Negotiations with Iran Would be a Sham
As David Frum and Richard Perle quipped in em>An End to Evil<, Iranian elections are a contest between "a fanatical fundamentalist, a really fanatical fundamentalist, and a really, really fanatical fundamentalist." This year, it looked as if the powers-that-be in Tehran were content to allow the fanatical fundamentalist, Mir Hossein Mousavi, emerge as the new President of Iran.
From a geopolitical standpoint, this made plenty of sense. Following President Obama's Cairo speech and the Lebanese elections, the White House had been harboring the delusion that Cairo would single-handedly beat back Islamists every hot spot in the Muslim world. A Mousavi victory would have fed into this perspective and been taken by our President as a sign that Iran was finally "unclenching its fist." Negotiations could have begun forthwith, and the centrifuges would have kept spinning.
Instead, the outpouring of support for the most liberal of the Council of Guardians' hand-picked candidates seems to have struck a nerve for Supreme Leader Khamenei. No doubt he remembered the years of gamesmanship that followed the last time the regime accepted the election of the "fanatical fundamentalist", Mohammed Khatami, in 1997. Khatami, like Mousavi, wanted to preserve the Islamic Republic. One might have called his ideology "velayat-e-faqih with a human face." Like Dub?ek and Gorbachev, Khatami saw the movement he represented turn strongly against the regime, demanding not simply a little crumb of freedom, but the whole pie. Ultimately, these hopes were dashed when Khatami chose to assist in suppressing the worst rioting the country had seen since the overthrow of the shah, the July 1999 student protests. Later, Khatami would address the country on television and admit the hard-liners had so fully boxed him in that he no longer had any real power.

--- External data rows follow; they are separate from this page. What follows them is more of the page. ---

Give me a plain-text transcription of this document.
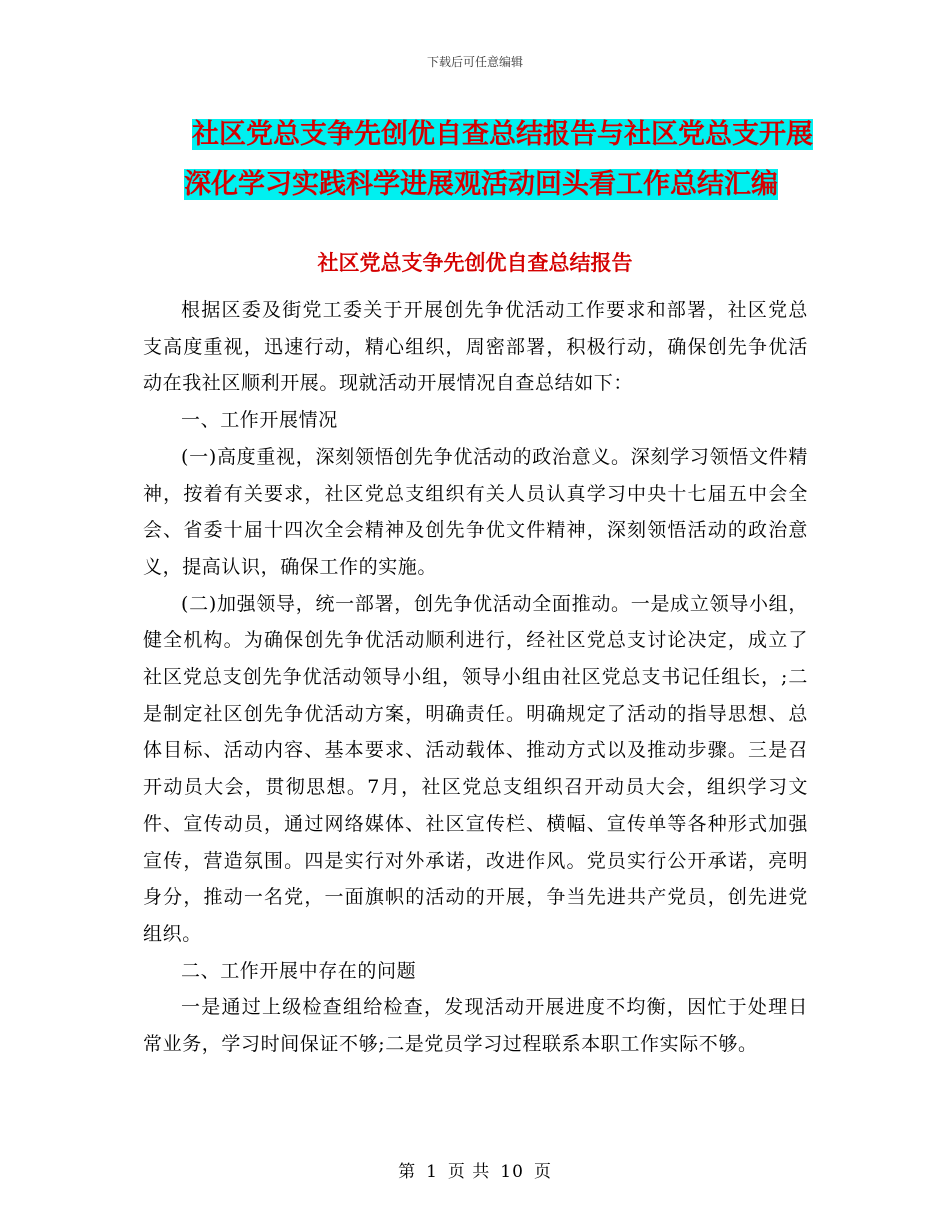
下载后可任意编辑
社区党总支争先创优自查总结报告与社区党总支开展
深化学习实践科学进展观活动回头看工作总结汇编
社区党总支争先创优自查总结报告

根据区委及街党工委关于开展创先争优活动工作要求和部署，社区党总支高度重视，迅速行动，精心组织，周密部署，积极行动，确保创先争优活动在我社区顺利开展。现就活动开展情况自查总结如下：

一、工作开展情况

(一)高度重视，深刻领悟创先争优活动的政治意义。深刻学习领悟文件精神，按着有关要求，社区党总支组织有关人员认真学习中央十七届五中会全会、省委十届十四次全会精神及创先争优文件精神，深刻领悟活动的政治意义，提高认识，确保工作的实施。

(二)加强领导，统一部署，创先争优活动全面推动。一是成立领导小组，健全机构。为确保创先争优活动顺利进行，经社区党总支讨论决定，成立了社区党总支创先争优活动领导小组，领导小组由社区党总支书记任组长，;二是制定社区创先争优活动方案，明确责任。明确规定了活动的指导思想、总体目标、活动内容、基本要求、活动载体、推动方式以及推动步骤。三是召开动员大会，贯彻思想。7月，社区党总支组织召开动员大会，组织学习文件、宣传动员，通过网络媒体、社区宣传栏、横幅、宣传单等各种形式加强宣传，营造氛围。四是实行对外承诺，改进作风。党员实行公开承诺，亮明身分，推动一名党，一面旗帜的活动的开展，争当先进共产党员，创先进党组织。

二、工作开展中存在的问题

一是通过上级检查组给检查，发现活动开展进度不均衡，因忙于处理日常业务，学习时间保证不够;二是党员学习过程联系本职工作实际不够。

第 1 页 共 10 页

No doubt Khamenei decided that this was not the time to empower another Khatami, which would force the clerics to focus more on the regime's survival and contingency planning against Mousavi and his young supporters than on supporting terrorism and developing nuclear weapons. Like most authoritarians, Khamenei might appreciate having global public opinion on his side (as would have no doubt happened had Mousavi been elected); but not at the expense of his own personal power. Hence, the sloppy fraud of Ahmadinejad's re-election was announced to the world.
We can only hope that this travesty of justice will wake up the dreamers in the White House. Right now, the Iranian dissidents need the American president to use his profound eloquence to make their case in the court of world opinion. They do not need him to come to Tehran to snap photos with "Dr. A'jad" and hold negotiations that will be as much of a sham as this election was.